In the opening scene of Wind River (2017), you’re immediately transported into a half-told narrative. A battered and bleeding woman is running across an icey, open tundra, but it’s unclear as to who or what she’s running from. What stuck with me though was the haggard and relentless sound of the woman breathing as she moved across the unforgiving landscape. In this way, Wind River is not much of an action “mystery” after all since from the very start, the audience should be well aware of where the movie is heading. Spoiler alert: it’s not very pretty.

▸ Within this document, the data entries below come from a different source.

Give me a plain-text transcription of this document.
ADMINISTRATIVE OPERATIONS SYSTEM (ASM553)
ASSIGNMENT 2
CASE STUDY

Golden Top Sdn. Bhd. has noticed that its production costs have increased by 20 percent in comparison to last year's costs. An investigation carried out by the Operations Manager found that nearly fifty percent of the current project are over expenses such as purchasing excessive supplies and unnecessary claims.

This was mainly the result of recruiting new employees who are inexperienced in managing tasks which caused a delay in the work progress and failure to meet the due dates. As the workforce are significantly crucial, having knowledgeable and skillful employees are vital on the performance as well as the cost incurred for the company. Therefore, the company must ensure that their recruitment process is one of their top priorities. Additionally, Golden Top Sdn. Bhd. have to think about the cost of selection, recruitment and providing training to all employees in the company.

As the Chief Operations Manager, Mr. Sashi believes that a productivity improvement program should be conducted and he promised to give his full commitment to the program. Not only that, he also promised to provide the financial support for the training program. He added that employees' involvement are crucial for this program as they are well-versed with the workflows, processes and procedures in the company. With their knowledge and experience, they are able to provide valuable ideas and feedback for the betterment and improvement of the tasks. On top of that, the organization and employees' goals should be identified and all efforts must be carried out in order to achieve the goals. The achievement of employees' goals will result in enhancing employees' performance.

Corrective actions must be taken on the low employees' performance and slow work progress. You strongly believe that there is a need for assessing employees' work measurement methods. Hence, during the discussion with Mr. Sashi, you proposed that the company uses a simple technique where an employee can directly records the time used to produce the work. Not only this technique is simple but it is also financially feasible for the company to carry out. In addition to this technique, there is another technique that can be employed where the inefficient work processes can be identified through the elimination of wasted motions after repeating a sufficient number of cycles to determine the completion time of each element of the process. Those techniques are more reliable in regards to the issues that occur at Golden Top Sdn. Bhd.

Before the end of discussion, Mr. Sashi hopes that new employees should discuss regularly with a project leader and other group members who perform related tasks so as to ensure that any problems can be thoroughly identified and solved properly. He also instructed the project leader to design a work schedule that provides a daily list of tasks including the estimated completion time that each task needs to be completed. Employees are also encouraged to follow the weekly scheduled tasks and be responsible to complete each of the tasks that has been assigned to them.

This isn’t to say the movie itself isn’t gorgeous to look at. One of Wind River’s most enjoyable features is getting to watch the characters traverse the epic Wyoming landscape, whether it’s FBI Agent Jane Banner struggling through the snow (played by Elizabeth Olsen)  or Cory Lambert rocketing through it on his Ski-Doo (Jeremy Renner). Both characters are compelling to watch throughout, but surprisingly Ms. Olsen’s out-of-towner guise seems more credible than her more veteran counterpart’s.  Perhaps this is more attributable to flawed dialog than Renner’s acting of which unfortunately, there is plenty to be had. The movie is littered with Cory Lambert one liner’s such as when talking to his son learning to ride a horse, “let her feel you, let her smell you, let her know you.” At times later in the movie, Lambert’s more wise dogma may have seemed appropriate, but only if we hadn’t already been subjected to his five previous pontifications.

Fortunately, where the dialog occasionally sags, the film’s gut-wrenching action scenes more than pick up the slack. Taylor Sheridan (writer of Sicario and Hell or High Water) seems to currently hold the number one spot for masterfully creating sequences that are simultaneously haunting and suspenseful. In fact, the film’s helter-skelter Peckinpah-esque finale is the complete opposite of a letdown; it’s so much white-knuckle gun fighting that it almost feels like the single best case for the movie ever being made in the first place. Sure, there’s still more philosophy courtesy of Cory Lambert and his face-painted Native-American friend in the closing scene. But I almost wish there wasn’t. Maybe Sheridan should have taken a cue from a better movie like There Will Be Blood and ended a dark movie on a matching dark note.